Parnell se subió a un camastro para dirigirse a la multitud, gritando por encima de la alegre algarabía.

—Esta señora no lo está contando todo. Uno de los guardias barrayareses me contó toda la historia. Después de que nos llevaran a bordo de la nave insignia, se escapó y asesinó personalmente al comandante barrayarés, el almirante Vorrutyer. Por eso su avance se desplomó. ¡Que la propia capitana Naismith nos lo cuente!

—Esa no es la verdadera historia —objetó ella, pero los gritos y vítores ahogaron sus palabras—. Yo no maté a Vorrutyer. ¡Eh! ¡Bájenme!

Su tripulación, dirigida por Parnell, la había aupado a hombros para pasearla por todo el campamento.

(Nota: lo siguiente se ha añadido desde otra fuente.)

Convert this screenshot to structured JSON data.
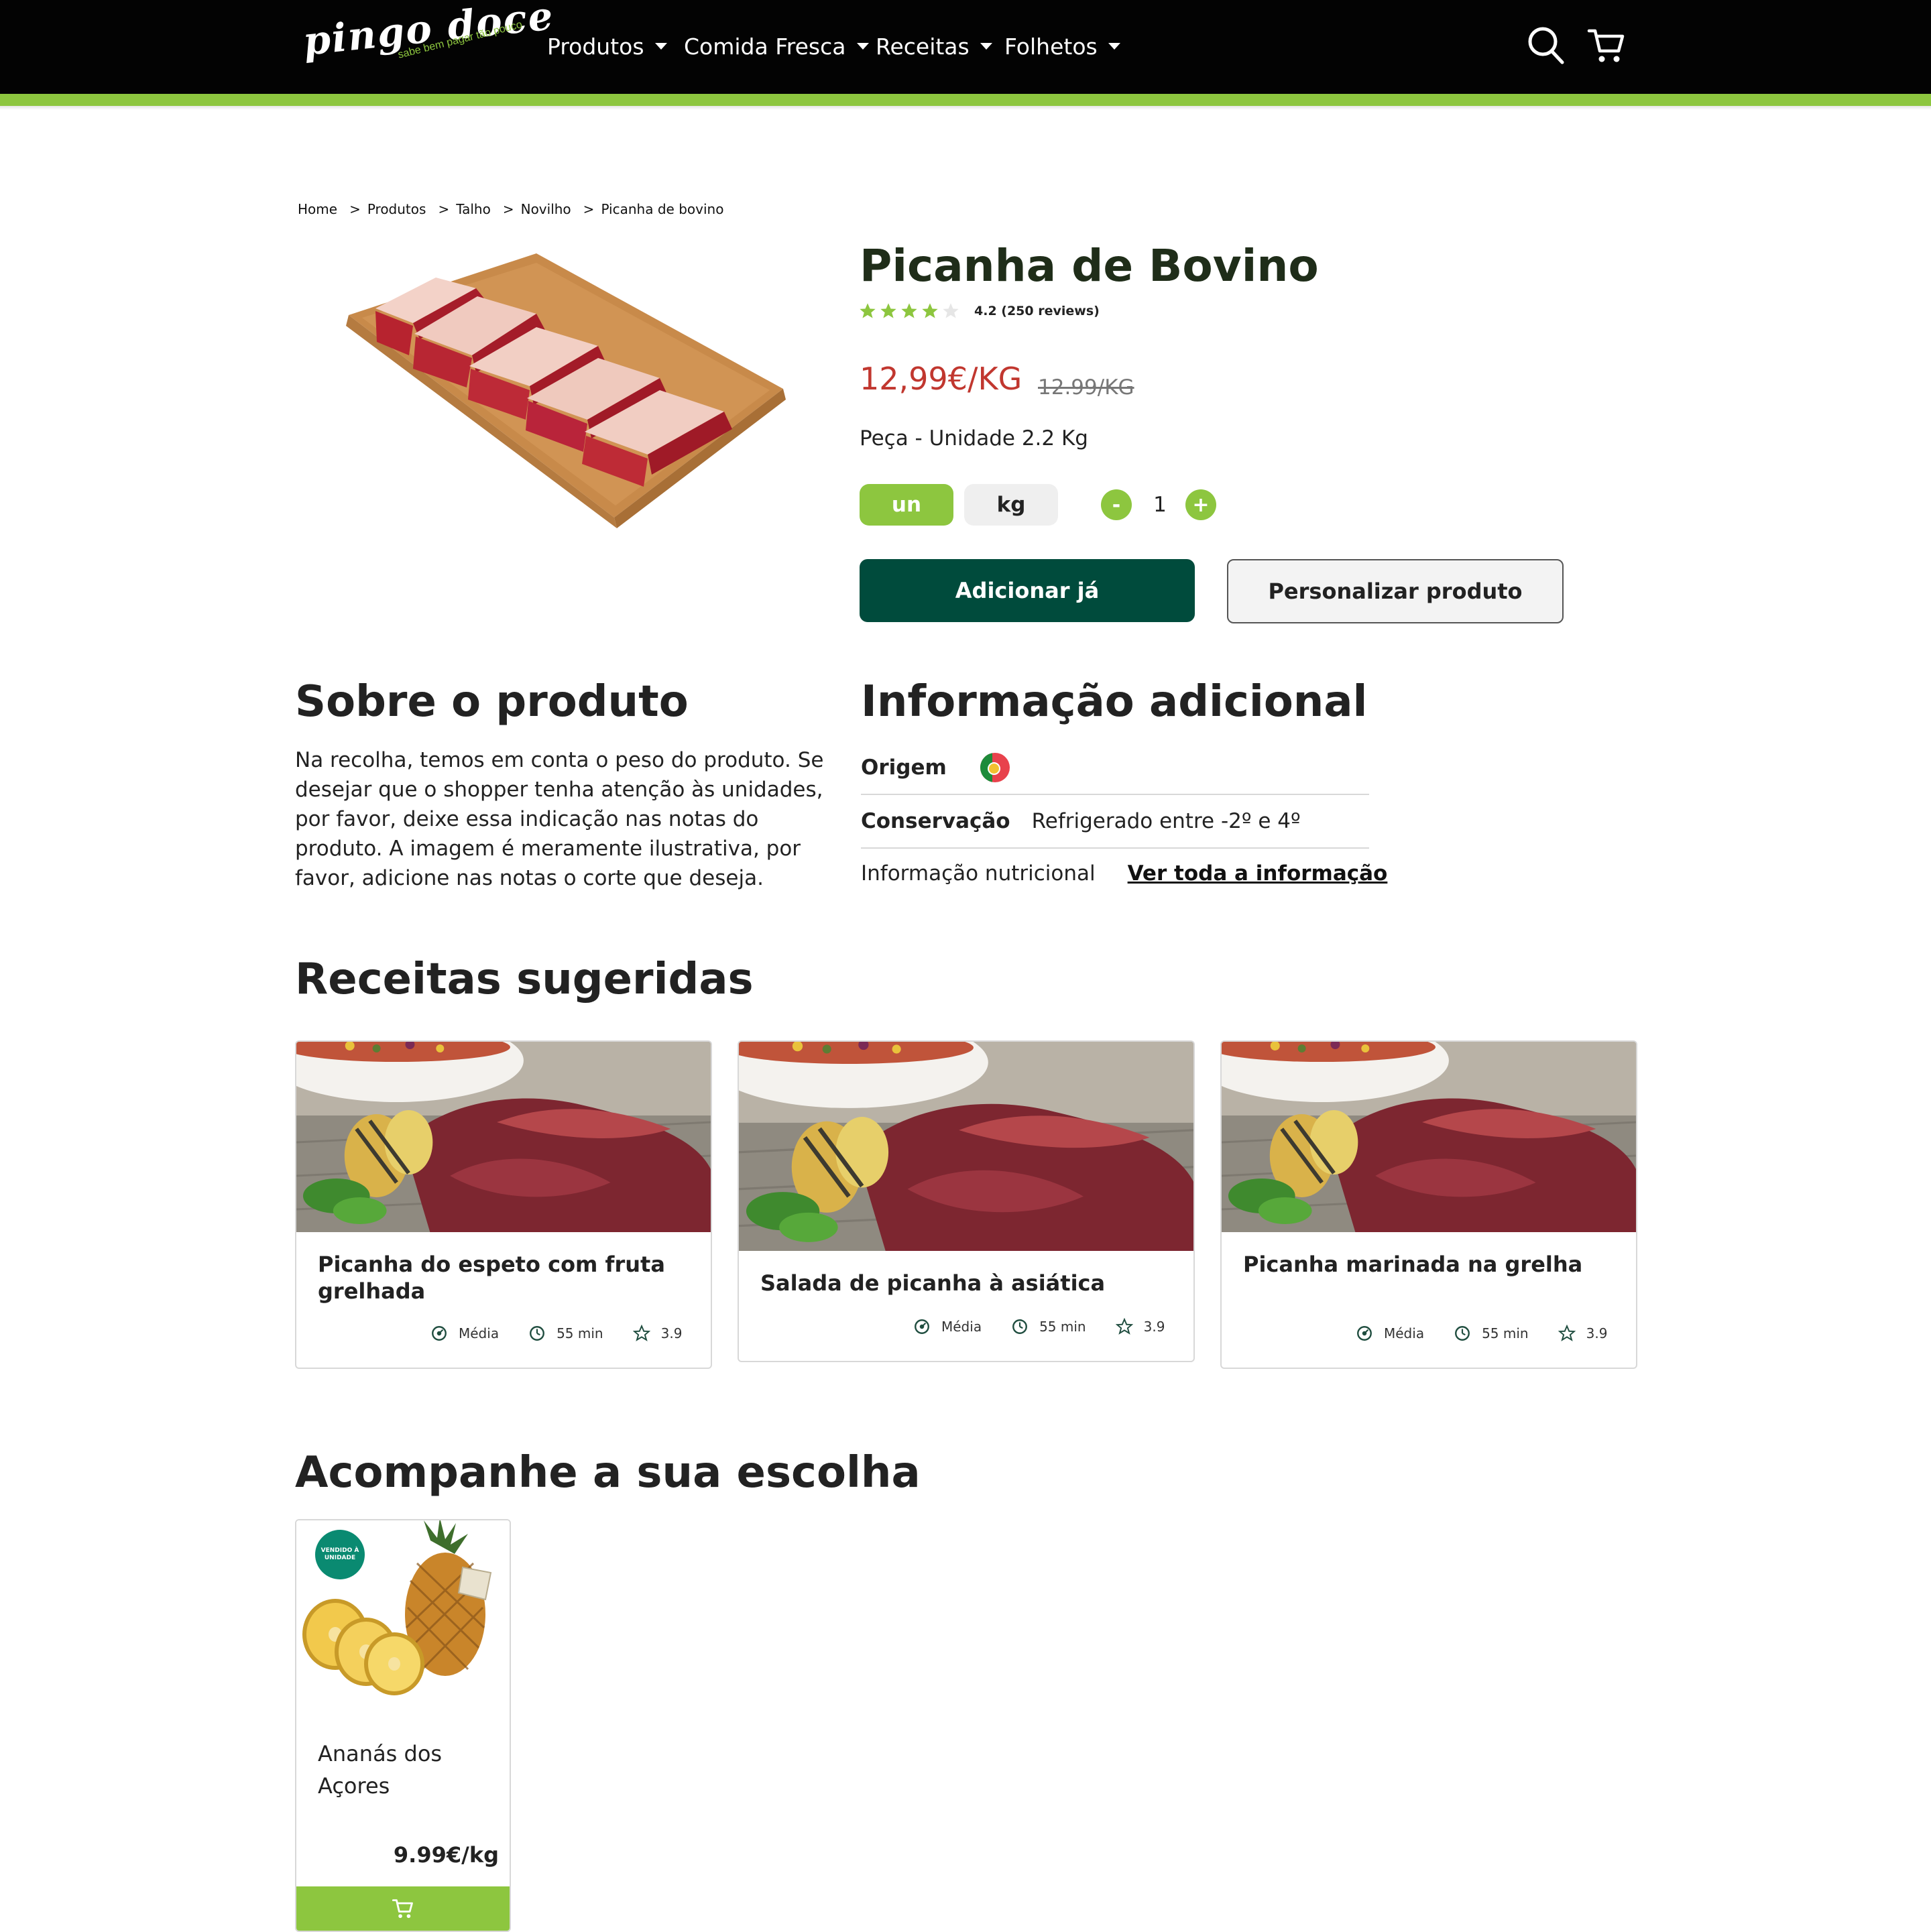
{
  "nav": {
    "logo_text": "pingo doce",
    "logo_tagline": "sabe bem pagar tão pouco",
    "menu": [
      "Produtos",
      "Comida Fresca",
      "Receitas",
      "Folhetos"
    ],
    "search_icon": "search-icon",
    "cart_icon": "cart-icon"
  },
  "breadcrumb": [
    "Home",
    "Produtos",
    "Talho",
    "Novilho",
    "Picanha de bovino"
  ],
  "breadcrumb_separator": ">",
  "product": {
    "title": "Picanha de Bovino",
    "rating_value": 4.2,
    "rating_max": 5,
    "rating_text": "4.2 (250 reviews)",
    "price": "12,99€/KG",
    "old_price": "12.99/KG",
    "unit_description": "Peça - Unidade 2.2 Kg",
    "unit_options": [
      "un",
      "kg"
    ],
    "selected_unit": "un",
    "quantity": "1",
    "minus_label": "-",
    "plus_label": "+",
    "add_button": "Adicionar já",
    "customize_button": "Personalizar produto"
  },
  "about": {
    "heading": "Sobre o produto",
    "text": "Na recolha, temos em conta o peso do produto. Se desejar que o shopper tenha atenção às unidades, por favor, deixe essa indicação nas notas do produto. A imagem é meramente ilustrativa, por favor, adicione nas notas o corte que deseja."
  },
  "additional_info": {
    "heading": "Informação adicional",
    "origin_label": "Origem",
    "origin_flag": "portugal-flag-icon",
    "conservation_label": "Conservação",
    "conservation_value": "Refrigerado entre -2º e 4º",
    "nutrition_label": "Informação nutricional",
    "nutrition_link": "Ver toda a informação"
  },
  "recipes": {
    "heading": "Receitas sugeridas",
    "items": [
      {
        "title": "Picanha do espeto com fruta grelhada",
        "difficulty": "Média",
        "time": "55 min",
        "rating": "3.9"
      },
      {
        "title": "Salada de picanha à asiática",
        "difficulty": "Média",
        "time": "55 min",
        "rating": "3.9"
      },
      {
        "title": "Picanha marinada na grelha",
        "difficulty": "Média",
        "time": "55 min",
        "rating": "3.9"
      }
    ]
  },
  "accompany": {
    "heading": "Acompanhe a sua escolha",
    "items": [
      {
        "badge": "VENDIDO À UNIDADE",
        "name": "Ananás dos Açores",
        "price": "9.99€/kg",
        "cart_icon": "cart-icon"
      }
    ]
  },
  "colors": {
    "brand_green": "#8dc63f",
    "dark_green": "#004b3c",
    "price_red": "#c1372f",
    "nav_black": "#030303"
  }
}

—¡No es verdad! ¡Basta! ¡Agh!

Fue como intentar detener la marea con una cucharilla. La historia tenía demasiado atractivo para los deprimidos prisioneros, demasiados deseos hechos realidad. Se la tomaron como un bálsamo para sus espíritus heridos y la convirtieron en su venganza. La historia fue transmitida, elaborada, ampliada, cambiada, hasta que veinticuatro horas después fue tan rica e imparable como una leyenda. Al cabo de unos cuantos días, Cordelia se dio por vencida.

La verdad era demasiado complicada y ambigua para resultar atractiva, y ella misma, al suprimir todo lo que tenía relación con Vorkosigan, no podía conseguir que pareciera convincente. Su deber parecía vacío de significado, aburrido y descolorido. Ansiaba volver a casa, con su sensata madre y su hermano, a la tranquilidad, y a un pensamiento que la conectara con otro sin establecer una cadena de horrores secretos.